Le long playing s’ouvre par « Alien days », un titre de prog pop, qui aurait pu naître d’un débat parlementaire entre les anges et les démons, au sein de votre âme. Nonobstant ses synthés, « Cool song n° 2 » nous renvoie au « More » du Floyd. Cette profondeur des percussions reflète parfaitement cette impression. Les drums sont à nouveau floydiens tout au long de « Mystery disease », alors que les vocaux nous renvoient à Wire et la structure de la compo aux Doves. « Your life is a lie » constitue certainement la composition la plus contagieuse de cet LP. Et pourtant, on ne distingue ni couplet ni refrain. Du grand art ! Un clin d’œil au Beach Boys ? « Plenty of girls in the sea ». Un peu de soleil et des filles en bord de mer. Sur la plage, si vous préférez ? Encore que si la compo semble plutôt hantée par le spectre de Brian Wilson (NDR : ces voix !), le tempo emprunte carrément au glam de Garry Glitter. Une cover ? « Introspection » de Faine Jade, un ensemble garage obscur issu de sixties. Une chouette reprise susceptible de vous inciter à fureter au sein des compiles Pebbles et Nuggets. En publiant ce disque éponyme, Benjamin Goldwasser, Andrew VanWyngarden et Dave Fridmann on réussi un véritable tour de force. A ce titre, ils méritent qu’on leur tire notre chapeau.
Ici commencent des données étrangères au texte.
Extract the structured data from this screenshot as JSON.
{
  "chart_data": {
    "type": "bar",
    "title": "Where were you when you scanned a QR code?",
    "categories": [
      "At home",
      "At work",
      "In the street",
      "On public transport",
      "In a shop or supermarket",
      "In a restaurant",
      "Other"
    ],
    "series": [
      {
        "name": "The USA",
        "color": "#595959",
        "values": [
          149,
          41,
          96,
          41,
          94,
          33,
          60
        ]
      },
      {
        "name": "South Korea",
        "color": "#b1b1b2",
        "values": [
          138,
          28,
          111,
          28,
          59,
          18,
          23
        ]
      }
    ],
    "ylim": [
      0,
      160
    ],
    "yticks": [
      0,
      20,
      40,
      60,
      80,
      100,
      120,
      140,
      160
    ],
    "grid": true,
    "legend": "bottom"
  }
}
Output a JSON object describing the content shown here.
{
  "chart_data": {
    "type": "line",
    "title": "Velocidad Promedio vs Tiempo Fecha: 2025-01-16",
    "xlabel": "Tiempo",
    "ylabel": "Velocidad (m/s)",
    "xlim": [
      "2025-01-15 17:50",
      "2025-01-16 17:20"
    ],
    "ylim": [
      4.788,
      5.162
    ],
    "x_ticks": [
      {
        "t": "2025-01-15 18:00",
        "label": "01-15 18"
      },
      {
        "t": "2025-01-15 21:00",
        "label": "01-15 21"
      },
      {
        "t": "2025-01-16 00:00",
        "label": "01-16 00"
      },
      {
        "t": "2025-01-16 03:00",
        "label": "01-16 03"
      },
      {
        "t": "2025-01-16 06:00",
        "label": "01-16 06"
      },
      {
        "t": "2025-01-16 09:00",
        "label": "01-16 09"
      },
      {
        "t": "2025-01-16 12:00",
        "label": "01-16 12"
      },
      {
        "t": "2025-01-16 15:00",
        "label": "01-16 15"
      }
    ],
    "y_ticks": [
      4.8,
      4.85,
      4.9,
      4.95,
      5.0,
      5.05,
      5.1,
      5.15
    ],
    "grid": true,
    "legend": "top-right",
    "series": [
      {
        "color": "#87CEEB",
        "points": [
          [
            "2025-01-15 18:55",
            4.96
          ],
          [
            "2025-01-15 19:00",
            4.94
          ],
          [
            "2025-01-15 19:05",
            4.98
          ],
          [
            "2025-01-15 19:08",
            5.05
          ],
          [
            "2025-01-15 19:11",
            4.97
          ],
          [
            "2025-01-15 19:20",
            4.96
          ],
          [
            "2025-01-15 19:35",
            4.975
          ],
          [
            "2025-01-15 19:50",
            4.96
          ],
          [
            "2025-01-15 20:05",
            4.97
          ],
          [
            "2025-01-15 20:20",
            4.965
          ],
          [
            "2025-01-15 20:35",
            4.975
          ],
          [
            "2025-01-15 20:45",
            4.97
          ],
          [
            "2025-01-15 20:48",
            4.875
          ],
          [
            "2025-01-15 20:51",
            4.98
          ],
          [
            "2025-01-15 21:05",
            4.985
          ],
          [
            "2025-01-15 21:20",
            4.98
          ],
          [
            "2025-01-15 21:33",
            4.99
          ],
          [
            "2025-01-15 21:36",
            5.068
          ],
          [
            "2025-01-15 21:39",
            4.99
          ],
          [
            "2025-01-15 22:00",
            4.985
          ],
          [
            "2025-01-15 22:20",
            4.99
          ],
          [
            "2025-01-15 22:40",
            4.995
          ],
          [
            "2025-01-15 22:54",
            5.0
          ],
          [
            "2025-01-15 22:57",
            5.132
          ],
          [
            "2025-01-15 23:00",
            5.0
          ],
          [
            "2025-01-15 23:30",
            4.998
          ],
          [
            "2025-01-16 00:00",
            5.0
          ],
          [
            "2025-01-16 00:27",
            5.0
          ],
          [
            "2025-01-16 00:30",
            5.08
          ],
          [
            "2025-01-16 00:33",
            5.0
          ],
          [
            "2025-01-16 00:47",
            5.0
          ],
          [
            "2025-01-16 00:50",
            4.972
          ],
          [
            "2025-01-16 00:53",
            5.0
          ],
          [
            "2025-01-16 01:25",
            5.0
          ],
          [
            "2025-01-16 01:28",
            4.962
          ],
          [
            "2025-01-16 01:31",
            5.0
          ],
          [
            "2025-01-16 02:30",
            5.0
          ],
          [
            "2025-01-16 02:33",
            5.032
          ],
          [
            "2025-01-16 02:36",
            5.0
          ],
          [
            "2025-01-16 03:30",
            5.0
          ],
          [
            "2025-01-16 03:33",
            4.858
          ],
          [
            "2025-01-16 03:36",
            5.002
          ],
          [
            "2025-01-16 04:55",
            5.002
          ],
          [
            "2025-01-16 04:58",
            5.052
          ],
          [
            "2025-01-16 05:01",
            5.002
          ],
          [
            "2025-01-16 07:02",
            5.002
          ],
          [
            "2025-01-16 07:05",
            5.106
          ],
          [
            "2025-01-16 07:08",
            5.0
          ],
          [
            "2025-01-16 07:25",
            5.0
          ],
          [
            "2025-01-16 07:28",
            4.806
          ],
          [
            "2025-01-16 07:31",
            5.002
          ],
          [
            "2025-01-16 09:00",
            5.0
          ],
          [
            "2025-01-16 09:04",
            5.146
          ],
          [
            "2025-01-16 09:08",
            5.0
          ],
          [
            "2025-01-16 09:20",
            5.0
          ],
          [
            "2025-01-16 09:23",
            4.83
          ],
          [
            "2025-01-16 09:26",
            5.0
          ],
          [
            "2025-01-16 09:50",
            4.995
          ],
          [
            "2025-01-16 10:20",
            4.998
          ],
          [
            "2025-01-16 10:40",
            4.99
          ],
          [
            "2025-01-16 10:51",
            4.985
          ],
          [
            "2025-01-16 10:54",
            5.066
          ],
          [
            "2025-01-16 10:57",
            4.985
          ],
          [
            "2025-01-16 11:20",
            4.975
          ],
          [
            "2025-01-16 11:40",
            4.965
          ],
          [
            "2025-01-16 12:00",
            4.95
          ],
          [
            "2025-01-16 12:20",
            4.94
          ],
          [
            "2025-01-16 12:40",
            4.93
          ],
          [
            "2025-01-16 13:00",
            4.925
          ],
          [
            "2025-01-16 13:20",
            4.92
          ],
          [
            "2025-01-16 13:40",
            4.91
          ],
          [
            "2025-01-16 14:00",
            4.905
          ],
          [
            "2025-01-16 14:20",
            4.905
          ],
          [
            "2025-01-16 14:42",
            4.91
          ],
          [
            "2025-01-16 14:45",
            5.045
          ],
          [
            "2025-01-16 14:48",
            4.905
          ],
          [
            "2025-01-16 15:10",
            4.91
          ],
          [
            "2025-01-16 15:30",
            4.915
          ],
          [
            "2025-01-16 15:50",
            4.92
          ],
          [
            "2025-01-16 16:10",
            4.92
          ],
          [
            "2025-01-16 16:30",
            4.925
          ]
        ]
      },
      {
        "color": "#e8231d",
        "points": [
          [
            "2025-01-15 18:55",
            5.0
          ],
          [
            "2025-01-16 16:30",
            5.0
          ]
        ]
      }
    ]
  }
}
En achetant le cd ou le vinyle, un code secret vous permettra de télécharger une vidéo réalisée sous influence, un clip multicolore qui propose un périple complètement décalé d’un drôle d’insecte déambulant au sein d’un univers imaginaire. Et ce au son des 10 pistes de l’opus. De quoi donner une dimension encore plus hallucinée aux compos…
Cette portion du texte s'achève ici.